The discussion revolves around finding the eigenvectors of a 3x3 matrix given its eigenvalues, specifically 6 and 2. The matrix in question has been corrected multiple times during the conversation, indicating some confusion about its entries.
Participants are actively engaging with the problem, sharing their attempts and questioning the validity of their results. Some guidance has been offered regarding the nature of eigenvectors and the relationships between them, but no consensus has been reached on the final eigenvectors.
There are indications of confusion regarding the matrix entries and the definitions of eigenvectors. Participants express uncertainty about the methods used and the results obtained, particularly in relation to the eigenvalue of 6.
mkay123321 said:Homework Statement
So the 3x3 matrix involved is [3 -1 -1:-4 6 4:-1 1 1], The eigenvalues are L=6 and L=2.
Homework Equations
(A-LI)e=0
The Attempt at a Solution
I stuck the eigenvalues into the matrix and got (-1 1 1)(not sure if its right) for L=2 but when I use L=6 in I can't seem to get the answer, I can't bring it down to echelon form that easily either. Thanks for any help
mkay123321 said:Sorry the matrix is [3 -1 -1:-4 6 4:1 -1 1] and one of the eigenvalue is 6 and the other is 2
mkay123321 said:Okay, So for L=2 I am getting [1 -1 -1:-4 4 4:1 -1 -1] and when I try using G.E I get [1 -1 -1:0 0 0:0 0 0].
From there x - y -z=0
x=y+z, that's why I thought it was [-1 1 1], I've never done this before so I am not sure if what I am doing is right. I am trying to learn off youtube but I am not understanding how they are getting the eigenvectors.

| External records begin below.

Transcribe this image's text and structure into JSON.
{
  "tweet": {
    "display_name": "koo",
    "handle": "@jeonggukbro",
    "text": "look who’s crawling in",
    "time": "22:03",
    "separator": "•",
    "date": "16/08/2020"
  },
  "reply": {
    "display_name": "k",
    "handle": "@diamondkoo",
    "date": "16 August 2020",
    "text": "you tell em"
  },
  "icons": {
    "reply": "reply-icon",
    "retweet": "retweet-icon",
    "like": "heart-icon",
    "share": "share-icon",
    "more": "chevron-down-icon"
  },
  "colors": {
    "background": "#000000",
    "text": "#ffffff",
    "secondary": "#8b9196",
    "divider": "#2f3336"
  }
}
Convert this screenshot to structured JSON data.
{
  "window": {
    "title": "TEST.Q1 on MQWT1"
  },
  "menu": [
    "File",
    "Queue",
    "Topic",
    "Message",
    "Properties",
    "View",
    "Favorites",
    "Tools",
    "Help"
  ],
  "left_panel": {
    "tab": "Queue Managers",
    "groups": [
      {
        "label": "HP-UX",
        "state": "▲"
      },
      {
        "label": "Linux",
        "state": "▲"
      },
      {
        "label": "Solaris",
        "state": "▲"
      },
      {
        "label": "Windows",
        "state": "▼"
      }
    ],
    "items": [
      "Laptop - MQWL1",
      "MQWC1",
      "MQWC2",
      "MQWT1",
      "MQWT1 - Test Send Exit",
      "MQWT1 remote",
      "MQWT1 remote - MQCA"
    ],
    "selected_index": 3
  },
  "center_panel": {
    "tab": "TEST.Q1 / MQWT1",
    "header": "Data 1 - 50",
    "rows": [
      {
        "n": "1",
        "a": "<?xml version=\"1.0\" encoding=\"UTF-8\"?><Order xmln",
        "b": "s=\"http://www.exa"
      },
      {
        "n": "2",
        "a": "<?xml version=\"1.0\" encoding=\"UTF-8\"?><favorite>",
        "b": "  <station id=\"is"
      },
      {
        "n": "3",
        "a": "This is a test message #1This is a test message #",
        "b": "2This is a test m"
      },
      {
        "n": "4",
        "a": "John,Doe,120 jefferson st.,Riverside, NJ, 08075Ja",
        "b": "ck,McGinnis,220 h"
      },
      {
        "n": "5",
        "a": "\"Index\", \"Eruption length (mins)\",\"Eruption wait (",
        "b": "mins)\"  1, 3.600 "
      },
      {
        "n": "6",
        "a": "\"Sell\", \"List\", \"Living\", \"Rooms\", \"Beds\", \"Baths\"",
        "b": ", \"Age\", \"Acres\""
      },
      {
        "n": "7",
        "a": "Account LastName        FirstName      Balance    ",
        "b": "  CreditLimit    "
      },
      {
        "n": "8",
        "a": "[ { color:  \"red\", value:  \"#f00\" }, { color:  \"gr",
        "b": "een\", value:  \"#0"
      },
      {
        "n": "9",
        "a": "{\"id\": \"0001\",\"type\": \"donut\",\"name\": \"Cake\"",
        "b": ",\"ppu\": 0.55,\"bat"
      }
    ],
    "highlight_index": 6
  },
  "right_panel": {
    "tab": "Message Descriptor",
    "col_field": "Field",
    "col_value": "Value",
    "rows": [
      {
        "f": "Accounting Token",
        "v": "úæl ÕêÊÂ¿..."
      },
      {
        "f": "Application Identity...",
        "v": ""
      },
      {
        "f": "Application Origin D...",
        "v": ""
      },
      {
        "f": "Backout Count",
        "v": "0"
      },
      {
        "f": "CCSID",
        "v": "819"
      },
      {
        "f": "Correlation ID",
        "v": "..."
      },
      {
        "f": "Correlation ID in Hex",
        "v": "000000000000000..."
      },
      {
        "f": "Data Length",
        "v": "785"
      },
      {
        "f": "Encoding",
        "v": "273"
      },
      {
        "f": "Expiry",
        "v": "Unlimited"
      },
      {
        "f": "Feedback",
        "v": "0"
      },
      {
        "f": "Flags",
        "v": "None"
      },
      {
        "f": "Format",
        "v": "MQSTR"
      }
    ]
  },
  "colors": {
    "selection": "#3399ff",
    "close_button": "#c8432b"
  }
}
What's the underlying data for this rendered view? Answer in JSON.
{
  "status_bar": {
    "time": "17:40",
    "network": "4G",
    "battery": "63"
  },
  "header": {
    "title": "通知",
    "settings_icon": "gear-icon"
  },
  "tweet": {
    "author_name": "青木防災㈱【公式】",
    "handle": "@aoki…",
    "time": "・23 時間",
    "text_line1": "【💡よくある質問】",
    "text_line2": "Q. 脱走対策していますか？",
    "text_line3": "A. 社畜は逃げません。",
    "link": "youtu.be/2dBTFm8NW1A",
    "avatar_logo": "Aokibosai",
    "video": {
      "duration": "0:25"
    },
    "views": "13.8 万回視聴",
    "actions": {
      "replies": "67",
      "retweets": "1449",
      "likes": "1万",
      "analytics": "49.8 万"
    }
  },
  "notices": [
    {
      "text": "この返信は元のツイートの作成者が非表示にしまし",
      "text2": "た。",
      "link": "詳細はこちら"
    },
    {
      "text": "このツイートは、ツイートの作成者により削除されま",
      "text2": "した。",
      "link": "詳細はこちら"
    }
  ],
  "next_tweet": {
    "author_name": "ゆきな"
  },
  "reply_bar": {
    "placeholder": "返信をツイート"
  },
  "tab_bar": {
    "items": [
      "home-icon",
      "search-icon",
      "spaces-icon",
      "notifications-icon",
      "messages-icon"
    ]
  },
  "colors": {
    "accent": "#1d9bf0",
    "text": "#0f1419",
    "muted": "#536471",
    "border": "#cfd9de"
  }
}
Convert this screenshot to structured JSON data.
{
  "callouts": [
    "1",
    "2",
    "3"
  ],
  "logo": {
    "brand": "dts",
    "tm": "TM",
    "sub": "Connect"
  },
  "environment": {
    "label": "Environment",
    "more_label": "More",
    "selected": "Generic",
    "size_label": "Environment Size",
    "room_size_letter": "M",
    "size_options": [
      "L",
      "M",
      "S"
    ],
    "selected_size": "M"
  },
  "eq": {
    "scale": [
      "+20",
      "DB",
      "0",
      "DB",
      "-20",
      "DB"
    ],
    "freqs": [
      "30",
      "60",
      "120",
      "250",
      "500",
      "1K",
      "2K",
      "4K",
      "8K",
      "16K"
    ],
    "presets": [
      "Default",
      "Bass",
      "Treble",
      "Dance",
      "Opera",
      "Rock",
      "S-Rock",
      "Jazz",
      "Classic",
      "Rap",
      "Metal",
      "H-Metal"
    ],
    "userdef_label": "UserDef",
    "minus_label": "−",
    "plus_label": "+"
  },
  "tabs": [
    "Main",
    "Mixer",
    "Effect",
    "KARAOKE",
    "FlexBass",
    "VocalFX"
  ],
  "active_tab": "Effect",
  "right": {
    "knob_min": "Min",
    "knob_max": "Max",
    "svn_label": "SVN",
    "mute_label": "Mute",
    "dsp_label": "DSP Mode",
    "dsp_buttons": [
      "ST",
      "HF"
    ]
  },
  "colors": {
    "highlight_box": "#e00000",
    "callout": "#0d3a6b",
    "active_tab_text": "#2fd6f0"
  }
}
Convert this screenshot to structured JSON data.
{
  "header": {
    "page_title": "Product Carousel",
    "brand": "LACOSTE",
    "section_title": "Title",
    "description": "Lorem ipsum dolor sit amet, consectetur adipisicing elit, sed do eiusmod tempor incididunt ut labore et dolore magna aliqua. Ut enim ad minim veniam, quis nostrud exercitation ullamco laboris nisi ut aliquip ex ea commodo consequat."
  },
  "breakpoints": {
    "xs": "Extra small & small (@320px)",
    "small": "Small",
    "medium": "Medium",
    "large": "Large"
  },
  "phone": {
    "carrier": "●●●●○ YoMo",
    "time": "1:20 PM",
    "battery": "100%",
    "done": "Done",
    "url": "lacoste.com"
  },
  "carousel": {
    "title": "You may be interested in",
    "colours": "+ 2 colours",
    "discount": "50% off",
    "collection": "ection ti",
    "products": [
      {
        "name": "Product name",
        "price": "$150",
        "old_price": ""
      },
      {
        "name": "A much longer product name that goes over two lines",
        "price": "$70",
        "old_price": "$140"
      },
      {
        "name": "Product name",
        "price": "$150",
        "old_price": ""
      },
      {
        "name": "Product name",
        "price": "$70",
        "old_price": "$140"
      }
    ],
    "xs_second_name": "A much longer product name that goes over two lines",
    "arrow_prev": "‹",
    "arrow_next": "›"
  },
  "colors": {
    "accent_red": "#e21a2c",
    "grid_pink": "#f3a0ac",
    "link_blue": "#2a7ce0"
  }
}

Dick said:x-y-z=0 is correct. Good work. But [-1,1,1] doesn't solve x-y-z=0? Does it??
mkay123321 said:So [1 -1 -1] ? And you said there were 2 corresponding eigenvectors for L=2, how would I find the other?
dick said:[1,-1,-1] means x=1, y=(-1) and z=(-1). That doesn't solve x-y-z=0 either. Just put the numbers in and try it. There are an infinite number of solutions of x-y-z=0. Try and find one of them first.
mkay123321 said:[2 -1 -1]?
Dick said:x=2, y=(-1), z=(-1) so x-y-z=2-(-1)-(-1)=2+1+1=4! Not 0. Can you try just once more, please? Find me ANY correct solution of x-y-z=0.
mkay123321 said:Ha, [2 1 1], okay so it could be [4 2 2] as well and [6 3 3] etc?
dick said:there you go. Much better. But [4,2,2]=2*[2,1,1] and [6,3,3]=3*[2,1,1]. So they aren't really 'different'. They are linearly dependent, they all lie along the same line. The eigenvectors of 2 form a plane. To get a full set of eigenvectors you need to find one off that line. Any ideas?
mkay123321 said:[4 3 1]?
Dick said:That works. So you could give the eigenvectors as the space spanned [2,1,1] and [4,3,1]. It's pretty likely your book will express it as something like the span of [1,1,0] and [1,0,1]. That also works and looks simpler. But it's equivalent to the span of your two vectors.
mkay123321 said:Yes I was getting confused with the 1's and 0's everywhere in the notes. So for L=6 will it be easier to use Gaussian Elimination or simultaneous? I am trying to use G.E but then the matrix goes into fractions and makes it harder. What I got so far is [1 -4 1].
Dick said:You can do it any way that feels easier to you. You can test your answer of [1,-4,1]. If it's an eigenvector with eigenvalue 6 then if you multiply it by the original matrix, then you should get 6*[1,-4,1], right? It's easier to check them than to solve for them. Try it, you'll find you are correct.